El buen arranque del Madrid confirmó todas las noticias que nos llegaban desde Alemania: el Bayern es un equipo muy flojo. La falta de entendimiento en defensa y los balones que perdieron en el centro del campo motivaron al equipo blanco.
Tanto, que los de Capello se marcharon al descanso con un rotundo 3-1 y con toda una segunda parte para sentenciar la eliminatoria. El Madrid no es que jugase un buen partido, pero estuvo correcto en todas las líneas y eso es suficiente para noquear a un equipo como el alemán.
Por ponerle algunas pegas, criticar el mal marcaje de Cannavaro a Lucio en el gol del Bayern. Los demás, estuvieron de 10. Muy buena actuación de Beckham, Raúl, Van Nistelrooy, Casillas y Torres. Guti, Gago, Helguera, Roberto Carlos e Higuaín también estuvieron acertados.

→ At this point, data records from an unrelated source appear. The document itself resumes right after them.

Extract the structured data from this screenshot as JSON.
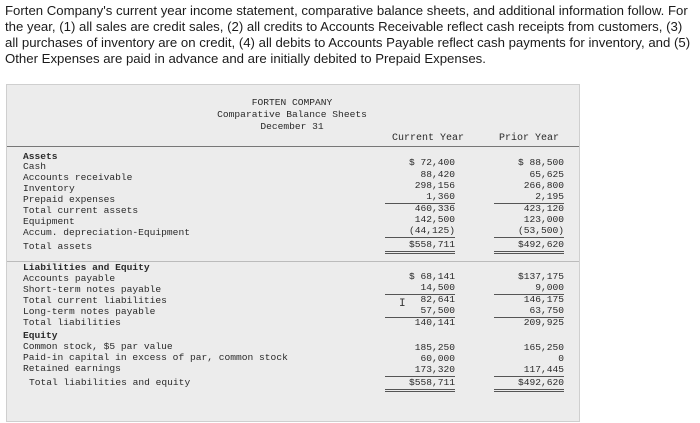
{
  "intro_text": "Forten Company's current year income statement, comparative balance sheets, and additional information follow. For the year, (1) all sales are credit sales, (2) all credits to Accounts Receivable reflect cash receipts from customers, (3) all purchases of inventory are on credit, (4) all debits to Accounts Payable reflect cash payments for inventory, and (5) Other Expenses are paid in advance and are initially debited to Prepaid Expenses.",
  "statement": {
    "company": "FORTEN COMPANY",
    "title": "Comparative Balance Sheets",
    "date": "December 31",
    "col_current": "Current Year",
    "col_prior": "Prior Year"
  },
  "rows": [
    {
      "label": "Assets",
      "current": "",
      "prior": "",
      "bold": true
    },
    {
      "label": "Cash",
      "current": "$ 72,400",
      "prior": "$ 88,500"
    },
    {
      "label": "Accounts receivable",
      "current": "88,420",
      "prior": "65,625"
    },
    {
      "label": "Inventory",
      "current": "298,156",
      "prior": "266,800"
    },
    {
      "label": "Prepaid expenses",
      "current": "1,360",
      "prior": "2,195"
    },
    {
      "label": "Total current assets",
      "current": "460,336",
      "prior": "423,120"
    },
    {
      "label": "Equipment",
      "current": "142,500",
      "prior": "123,000"
    },
    {
      "label": "Accum. depreciation-Equipment",
      "current": "(44,125)",
      "prior": "(53,500)"
    },
    {
      "label": "Total assets",
      "current": "$558,711",
      "prior": "$492,620"
    },
    {
      "label": "Liabilities and Equity",
      "current": "",
      "prior": "",
      "bold": true
    },
    {
      "label": "Accounts payable",
      "current": "$ 68,141",
      "prior": "$137,175"
    },
    {
      "label": "Short-term notes payable",
      "current": "14,500",
      "prior": "9,000"
    },
    {
      "label": "Total current liabilities",
      "current": "82,641",
      "prior": "146,175"
    },
    {
      "label": "Long-term notes payable",
      "current": "57,500",
      "prior": "63,750"
    },
    {
      "label": "Total liabilities",
      "current": "140,141",
      "prior": "209,925"
    },
    {
      "label": "Equity",
      "current": "",
      "prior": "",
      "bold": true
    },
    {
      "label": "Common stock, $5 par value",
      "current": "185,250",
      "prior": "165,250"
    },
    {
      "label": "Paid-in capital in excess of par, common stock",
      "current": "60,000",
      "prior": "0"
    },
    {
      "label": "Retained earnings",
      "current": "173,320",
      "prior": "117,445"
    },
    {
      "label": "Total liabilities and equity",
      "current": "$558,711",
      "prior": "$492,620"
    }
  ]
}
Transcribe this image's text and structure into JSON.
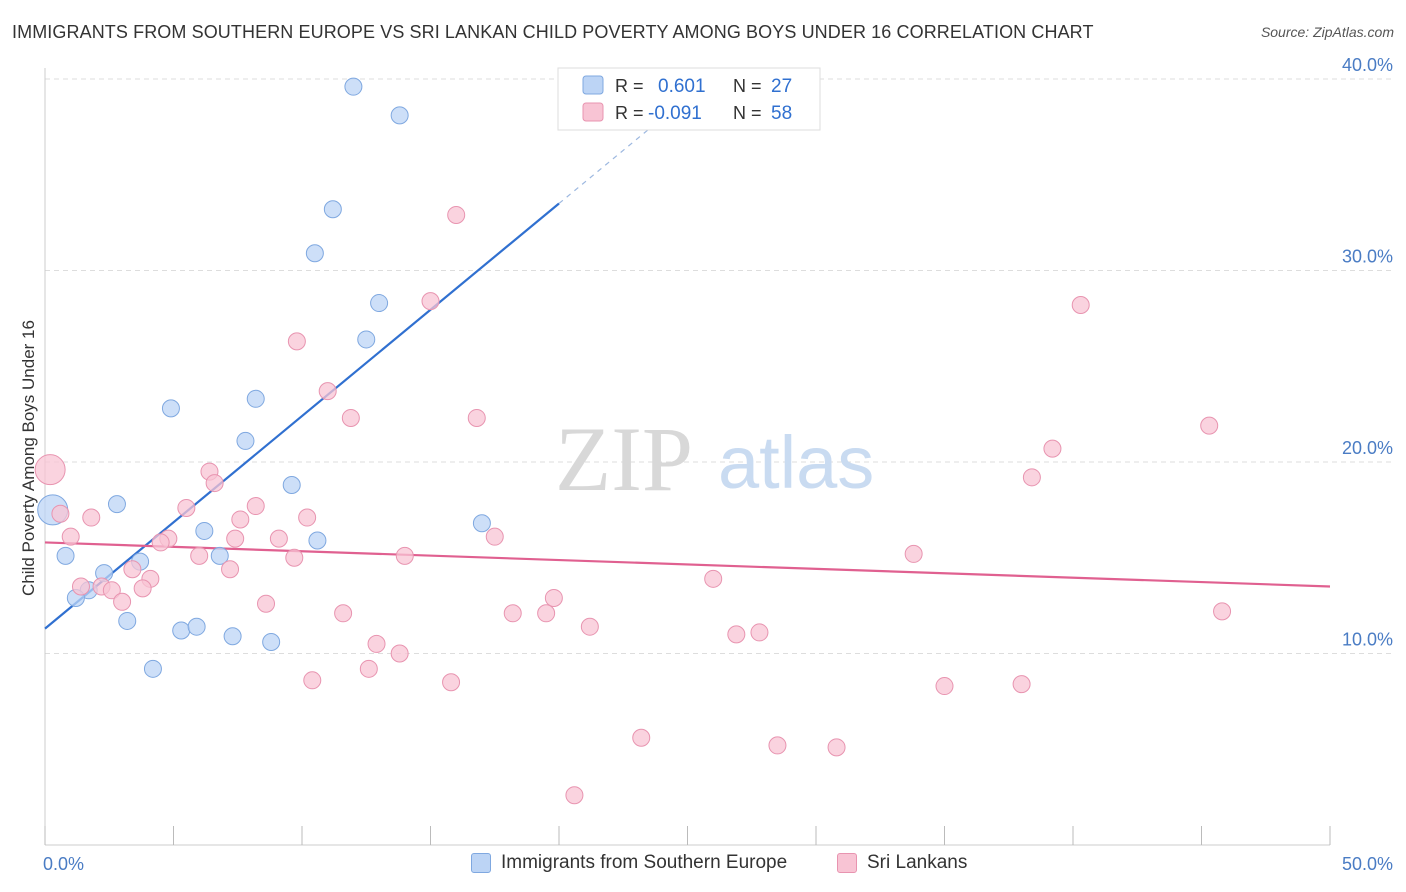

Con todo ello, al Madrid todavía le quedaba una segunda parte en la que tenía que matar el partido, para ir dentro de dos semanas a Munich a disfrutar del bello paisaje de la ciudad alemana. Mi padre me dijo esto y tenía razón: "Si el Madrid no sentencia la eliminatoria es para tirarse de los pelos".
Poco se pareció el inicio del segundo tiempo al final del primero. El Bayern salió de los vestuarios enchufado y con las ideas claras, mientras que los de Capello estaban dormidos. Además, dieron un pasito hacia atrás que agradeció el equipo germano, pues llegó con más facilidad al area de Casillas.
Al Madrid no le duraba el balón, ya que lo perdía con facilidad. El conjunto blanco estaba arrinconado en su campo y cuando robaba el esférico tuvo la oportunidad de salir al contragolpe y sentenciar la eliminatoria, pero no consiguió ningún contraataque.
Y no fue por que no quisieron. Capello tuvo que sustituir a Higuaín, que se lesionó, por Robinho. El brasileño se colocó en la mediapunta y su rapidez podía hacer mucho daño a la defensa del Bayern en los contraataques. Pero el brasileño está irreconocible y no se fue ninguna vez de la pareja Lucio-Van Buyten.
A los de Capello les faltó paciencia para marcar el cuarto gol. Veían que tenían tantos espacios cuando robaban el balón, que no supieron llevar los contragolpes. Kahn vivía tranquilo en su area, sin que el Madrid llegara con peligro.
Todo lo contrario que Casillas, que tuvo que ponerse los guantes para salvar al conjunto blanco. Y es que la entrada de Pizarro cambió totalmente el partido. El peruano gozó de dos claras oportunidades, pero el guardameta madridista evitó que marcara realizando dos impresionantes intervenciones.
Sin embargo, el de Móstoles no pudo hacer nada ante un fuerte disparo de Van Bommel que supuso el 3-2 para los de Hitzfeld. Lo celebraban como si hubieran ganado la Champions. No es para menos. Después de estar prácticamente muerto, el Madrid le hizo el boca a boca a su enemigo y dentro de dos semanas puede ser asesinado por él.